En 2023 déjà, l'événement artistique pluridisciplinaire Masterpiece a été annulé par son propriétaire, le groupe MCH (qui gère également les foires Art Basel). L'organisateur a invoqué l'escalade des coûts et la diminution du nombre de marchands internationaux pour justifier cette fermeture. À Londres, les galeries Fold, Vitrine et Addis Fine Art ont mis la clé sous la porte cette année. Rakeb Sile, copropriétaire d'Addis, a attribué la fermeture de son espace londonien aux « coûts indirects » et à « l'incertitude du marché » (elle conserve sa galerie d'Addis-Abeba). Un acteur majeur, Gagosian, a abandonné ses vastes locaux de Britannia Street, et Simon Lee a fait une faillite spectaculaire en février dernier, avec des dettes de quelque 10 millions de livres sterling (environ 12 millions d'euros) auprès de 153 créanciers.

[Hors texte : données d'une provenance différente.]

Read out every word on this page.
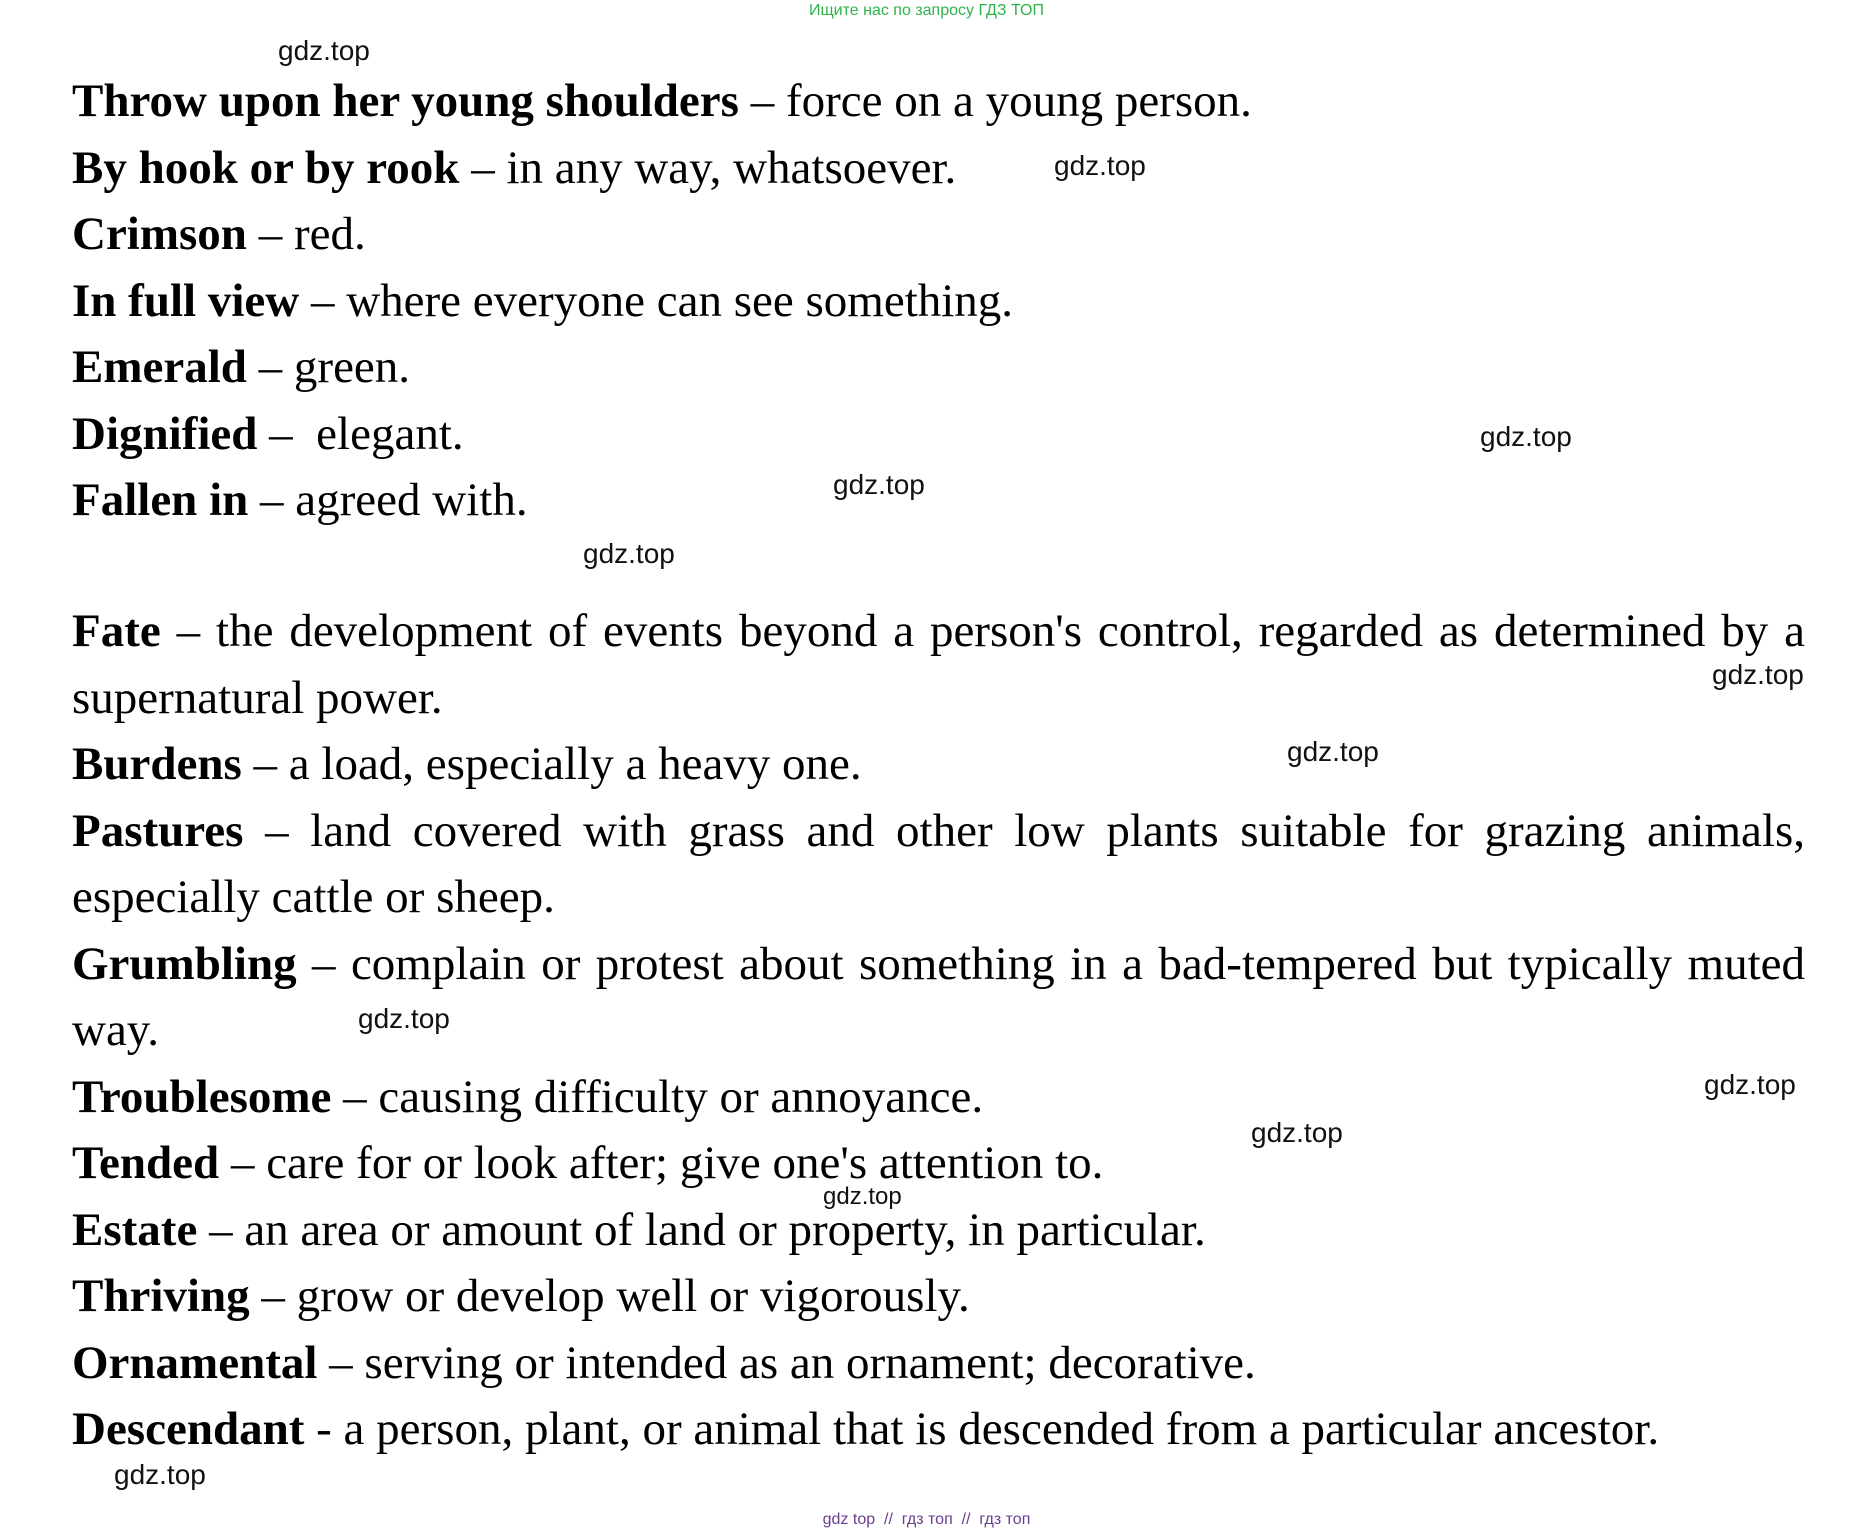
Ищите нас по запросу ГДЗ ТОП
gdz.top
gdz.top
gdz.top
gdz.top
gdz.top
gdz.top
gdz.top
gdz.top
gdz.top
gdz.top
gdz.top
gdz.top

Throw upon her young shoulders – force on a young person.

By hook or by rook – in any way, whatsoever.

Crimson – red.

In full view – where everyone can see something.

Emerald – green.

Dignified –  elegant.

Fallen in – agreed with.

Fate – the development of events beyond a person's control, regarded as determined by a supernatural power.

Burdens – a load, especially a heavy one.

Pastures – land covered with grass and other low plants suitable for grazing animals, especially cattle or sheep.

Grumbling – complain or protest about something in a bad-tempered but typically muted way.

Troublesome – causing difficulty or annoyance.

Tended – care for or look after; give one's attention to.

Estate – an area or amount of land or property, in particular.

Thriving – grow or develop well or vigorously.

Ornamental – serving or intended as an ornament; decorative.

Descendant - a person, plant, or animal that is descended from a particular ancestor.

gdz top  //  гдз топ  //  гдз топ
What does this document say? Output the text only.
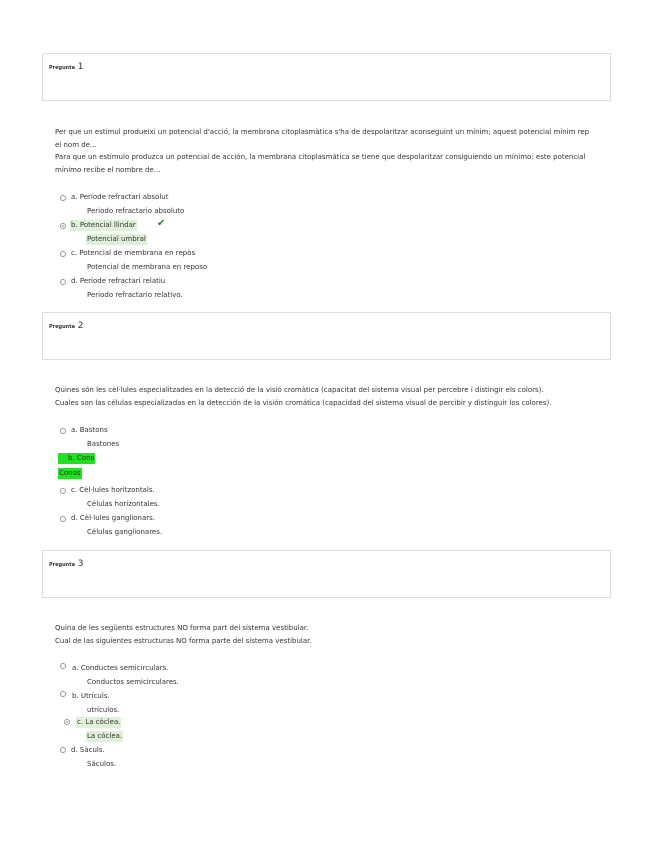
Pregunta 1
Per que un estímul produeixi un potencial d'acció, la membrana citoplasmàtica s'ha de despolaritzar aconseguint un mínim; aquest potencial mínim rep el nom de...
Para que un estímulo produzca un potencial de acción, la membrana citoplasmática se tiene que despolaritzar consiguiendo un mínimo: este potencial mínimo recibe el nombre de...
a. Període refractari absolut
Periodo refractario absoluto
b. Potencial llindar ✔
Potencial umbral
c. Potencial de membrana en repòs
Potencial de membrana en reposo
d. Període refractari relatiu
Periodo refractario relativo.
Pregunta 2
Quines són les cèl·lules especialitzades en la detecció de la visió cromàtica (capacitat del sistema visual per percebre i distingir els colors).
Cuales son las células especializadas en la detección de la visión cromática (capacidad del sistema visual de percibir y distinguir los colores).
a. Bastons
Bastones
b. Cons
Conos
c. Cèl·lules horitzontals.
Células horizontales.
d. Cèl·lules ganglionars.
Células ganglionares.
Pregunta 3
Quina de les següents estructures NO forma part del sistema vestibular.
Cual de las siguientes estructuras NO forma parte del sistema vestibular.
a. Conductes semicirculars.
Conductos semicirculares.
b. Utrículs.
utrículos.
c. La còclea.
La cóclea.
d. Sàculs.
Sáculos.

Les ventes aux enchères de l'été 2024 à Londres ont été médiocres. En juin, Sotheby's a réalisé un total au marteau de 71,8 millions de livres (83,6 millions de livres avec les frais, soit environ 99,8 millions d'euros), contre une fourchette d'estimation avant la vente de 76,4 millions à 108,1 millions de livres (91,2 à 129 millions d'euros, sans les frais). Christie's a annulé sa vente du soir d'art des XXe et XXIe siècles, affirmant que cela faisait partie d'une réorganisation plus large de son calendrier. Mais cette annulation de dernière minute témoigne du peu de confiance régnant dans le marché britannique. Enfin, Sotheby's et Christie's ont toutes deux licencié du personnel.
Poches de croissance
Tout n'est pas noir. De nombreuses petites galeries ont ouvert à Londres au cours des deux dernières années – notamment Soup, Chemist, Alice Amati, Incubator et d'autres –, et la Grande-Bretagne conserve sa position de troisième marché de l'art dans le monde, avec une part d'environ 17 %. « Nous observons des poches de croissance, déclare Paul Hewitt, directeur de la Society of London Art Dealers. Il y a certainement une correction des prix dans le haut de gamme, mais jusqu'à 50 000 dollars, le marché semble avoir mieux résisté. De manière anecdotique, nous constatons que les baisses observées aux enchères ne se répercutent pas chez les marchands d'art. »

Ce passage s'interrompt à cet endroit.